Epilepsy or the occurrence of spontaneous recurrent epileptiform discharges (SREDs, seizures) is one of the most common neurological disorders. Shift in the balance of brain between excitatory and inhibitory functions due to different types of structural or functional alterations may cause epileptiform discharges. N-Methyl-D-aspartate (NMDA) receptor dysfunctions have been implicated in modulating seizure activities. Seizures and epilepsy are clearly dependent on elevated intracellular calcium concentration ([Ca2+]i) by NMDA receptor activation and can be prevented by NMDA antagonists. This perturbed [Ca2+]i levels is forerunner of neuronal death. However, therapeutic tools of elevated [Ca2+]i level during status epilepticus (SE) and SREDs have not been discovered yet.
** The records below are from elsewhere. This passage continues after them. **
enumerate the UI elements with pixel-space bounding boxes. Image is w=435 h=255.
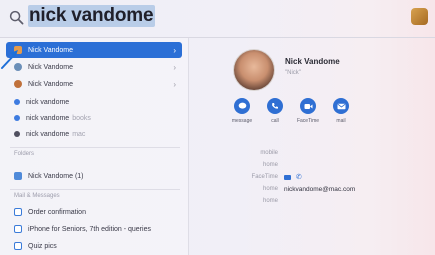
result-row-mail[interactable]: Order confirmation: [6, 204, 182, 220]
result-label: Nick Vandome: [28, 80, 74, 88]
divider: [10, 147, 180, 148]
search-bar[interactable]: nick vandome: [0, 0, 435, 38]
result-row[interactable]: nick vandome books: [6, 110, 182, 126]
result-label: iPhone for Seniors, 7th edition - querie…: [28, 225, 151, 233]
mail-icon: [14, 242, 22, 250]
chevron-right-icon: ›: [173, 62, 176, 72]
results-list: Nick Vandome › Nick Vandome › Nick Vando…: [0, 38, 189, 255]
mail-button[interactable]: mail: [325, 98, 357, 124]
chevron-right-icon: ›: [173, 45, 176, 55]
section-header-mail: Mail & Messages: [14, 193, 60, 199]
result-label: Nick Vandome: [28, 63, 74, 71]
action-label: message: [231, 118, 253, 124]
result-row[interactable]: Nick Vandome ›: [6, 59, 182, 75]
result-label: nick vandome: [26, 98, 70, 106]
phone-icon: [267, 98, 283, 114]
contact-photo-icon: [14, 80, 22, 88]
action-label: call: [271, 118, 279, 124]
video-icon: [300, 98, 316, 114]
contacts-app-icon[interactable]: [411, 8, 428, 25]
contact-nickname: "Nick": [285, 70, 301, 76]
call-button[interactable]: call: [259, 98, 291, 124]
divider: [10, 189, 180, 190]
result-row[interactable]: nick vandome mac: [6, 126, 182, 142]
result-label: Order confirmation: [28, 208, 86, 216]
cursor-arrow-icon: [1, 50, 18, 69]
result-suffix: mac: [72, 130, 86, 138]
message-button[interactable]: message: [226, 98, 258, 124]
search-input[interactable]: nick vandome: [28, 5, 156, 27]
field-label-home: home: [262, 162, 278, 168]
chevron-right-icon: ›: [173, 79, 176, 89]
avatar: [234, 50, 274, 90]
mail-icon: [14, 208, 22, 216]
result-row-mail[interactable]: iPhone for Seniors, 7th edition - querie…: [6, 221, 182, 237]
field-label-facetime: FaceTime: [251, 174, 278, 180]
facetime-button[interactable]: FaceTime: [292, 98, 324, 124]
field-value-facetime[interactable]: ✆: [284, 173, 302, 181]
spotlight-window: nick vandome Nick Vandome › Nick Vandome…: [0, 0, 435, 255]
mail-icon: [14, 225, 22, 233]
result-row[interactable]: Nick Vandome ›: [6, 76, 182, 92]
result-row-folder[interactable]: Nick Vandome (1): [6, 168, 182, 184]
result-label: nick vandome: [26, 114, 70, 122]
section-header-folders: Folders: [14, 151, 35, 157]
field-label-mobile: mobile: [260, 150, 278, 156]
phone-icon[interactable]: ✆: [296, 174, 302, 181]
action-label: FaceTime: [296, 118, 320, 124]
field-label-home-address: home: [262, 198, 278, 204]
result-label: Nick Vandome (1): [28, 172, 84, 180]
result-label: nick vandome: [26, 130, 70, 138]
result-label: Quiz pics: [28, 242, 57, 250]
message-icon: [234, 98, 250, 114]
search-suggestion-icon: [14, 115, 20, 121]
result-row-mail[interactable]: Quiz pics: [6, 238, 182, 254]
search-icon: [9, 10, 24, 25]
result-row-contact[interactable]: Nick Vandome ›: [6, 42, 182, 58]
search-query: nick vandome: [28, 5, 156, 27]
field-label-home-email: home: [262, 186, 278, 192]
search-suggestion-icon: [14, 131, 20, 137]
result-label: Nick Vandome: [28, 46, 74, 54]
folder-icon: [14, 172, 22, 180]
mail-icon: [333, 98, 349, 114]
contact-name: Nick Vandome: [285, 57, 340, 66]
result-row[interactable]: nick vandome: [6, 94, 182, 110]
search-suggestion-icon: [14, 99, 20, 105]
field-value-email[interactable]: nickvandome@mac.com: [284, 186, 355, 193]
video-icon[interactable]: [284, 174, 291, 180]
action-label: mail: [336, 118, 346, 124]
result-suffix: books: [72, 114, 91, 122]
Our previous study showed fast inhibition of ginseng total saponins and ginsenoside Rg3 on NMDA receptor-mediated [Ca2+]i in cultured hippocampal neurons. We, therefore, examined the direct modulation of ginseng on hippocampal neuronal culture model of epilepsy using fura-2-based digital Ca2+ imaging and neuronal viability assays. We found that ginseng total saponins and ginsenoside Rg3 inhibited Mg2+ free-induced increase of [Ca2+]i and spontaneous [Ca2+]i oscillations in cultured rat hippocampal neurons. These results suggest that ginseng may play a neuroprotective role in perturbed homeostasis of [Ca2+]i and neuronal cell death via the inhibition of NMDA receptor-induced SE or SREDs.